Conversation Recap on Resume
Maps conversation recap on resume to the Using Hermes documentation path, with the source page reserved for exact commands and updates.
Implementation notes
- Use this Using Hermes doc as a navigation page first: the local clone mirrors the source structure and links each heading back to the authoritative upstream section.
- Primary decision areas: How Sessions Work, What Counts Toward Context, Session Sources, CLI Session Resume, Continue Last Session. Read those source anchors before changing installs, credentials, automation, or runtime configuration.
- Useful search signals for this doc: sessions, automatically, saves, every, conversation. These are derived from the public title and summary so the clone remains lightweight.
Decision table
Use when you need orientation for sessions before applying exact upstream commands.

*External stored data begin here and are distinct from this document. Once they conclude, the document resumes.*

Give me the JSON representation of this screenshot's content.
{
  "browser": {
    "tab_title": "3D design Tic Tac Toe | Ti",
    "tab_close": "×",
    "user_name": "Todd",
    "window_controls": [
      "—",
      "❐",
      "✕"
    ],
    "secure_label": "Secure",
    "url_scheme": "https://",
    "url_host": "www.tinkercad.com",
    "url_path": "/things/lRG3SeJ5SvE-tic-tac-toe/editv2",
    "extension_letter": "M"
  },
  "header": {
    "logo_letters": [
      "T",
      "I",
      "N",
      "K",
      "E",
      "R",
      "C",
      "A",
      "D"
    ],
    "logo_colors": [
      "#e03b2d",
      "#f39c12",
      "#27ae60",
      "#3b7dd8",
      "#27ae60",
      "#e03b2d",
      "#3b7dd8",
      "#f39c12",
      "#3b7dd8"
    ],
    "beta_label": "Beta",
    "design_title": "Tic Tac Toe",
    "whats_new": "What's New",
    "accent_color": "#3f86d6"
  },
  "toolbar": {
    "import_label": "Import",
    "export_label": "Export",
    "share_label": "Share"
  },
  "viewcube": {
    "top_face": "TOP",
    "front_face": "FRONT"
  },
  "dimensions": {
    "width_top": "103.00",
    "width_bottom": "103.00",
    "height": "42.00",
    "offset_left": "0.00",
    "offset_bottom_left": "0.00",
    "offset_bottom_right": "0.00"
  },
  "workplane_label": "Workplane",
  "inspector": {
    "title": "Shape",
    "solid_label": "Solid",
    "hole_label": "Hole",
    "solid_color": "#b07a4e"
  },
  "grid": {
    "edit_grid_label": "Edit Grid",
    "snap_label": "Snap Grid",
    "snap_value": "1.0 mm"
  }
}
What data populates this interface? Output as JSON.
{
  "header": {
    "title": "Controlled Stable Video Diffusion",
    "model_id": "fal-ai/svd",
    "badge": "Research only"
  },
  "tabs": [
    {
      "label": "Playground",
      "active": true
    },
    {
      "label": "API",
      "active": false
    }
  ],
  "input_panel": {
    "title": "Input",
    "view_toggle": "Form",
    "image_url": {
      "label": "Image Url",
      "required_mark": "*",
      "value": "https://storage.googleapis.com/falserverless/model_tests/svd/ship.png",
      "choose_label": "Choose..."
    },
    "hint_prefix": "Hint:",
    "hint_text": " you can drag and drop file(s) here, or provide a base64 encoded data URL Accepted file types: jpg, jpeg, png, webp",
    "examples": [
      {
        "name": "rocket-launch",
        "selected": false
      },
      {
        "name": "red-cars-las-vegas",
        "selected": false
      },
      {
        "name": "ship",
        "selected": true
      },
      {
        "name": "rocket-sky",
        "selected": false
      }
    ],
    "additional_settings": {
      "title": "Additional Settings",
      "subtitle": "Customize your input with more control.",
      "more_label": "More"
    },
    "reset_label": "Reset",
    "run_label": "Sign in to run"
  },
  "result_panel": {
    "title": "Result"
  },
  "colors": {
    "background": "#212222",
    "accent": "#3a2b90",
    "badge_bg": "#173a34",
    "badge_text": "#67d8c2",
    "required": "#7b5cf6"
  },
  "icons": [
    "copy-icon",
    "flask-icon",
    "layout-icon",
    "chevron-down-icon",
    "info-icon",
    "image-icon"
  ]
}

Open the source anchor for How Sessions Work and confirm platform-specific requirements before changing configuration.
Use the upstream page as the authority for current syntax, release changes, and security-sensitive steps.
Verification checklist
- Use this page to orient yourself within Using Hermes, then open the linked source page for exact current syntax.
- Start with the source section for How Sessions Work; do not rely on the local summary for commands or secrets.
- Check platform, install method, provider, and credential assumptions before changing a real environment.
- Review the source section for What Counts Toward Context if the page involves setup, automation, messaging, or runtime behavior.
- After applying anything from the source, run the smallest relevant smoke test before widening scope.
Risk notes
Check filesystem, shell, browser, repository, and server permissions before granting the agent write access.
What this page covers
- Core concept and where it fits in the Hermes Agent system.
- Setup or operating context implied by the upstream page summary.
- The source page link for full current details and updates.
Source mirror note
This page is generated from the public Hermes Bible index so the clone has the same route coverage and search surface. It stores the public title, category, summary, and source link locally; use the source page for full upstream text and updates.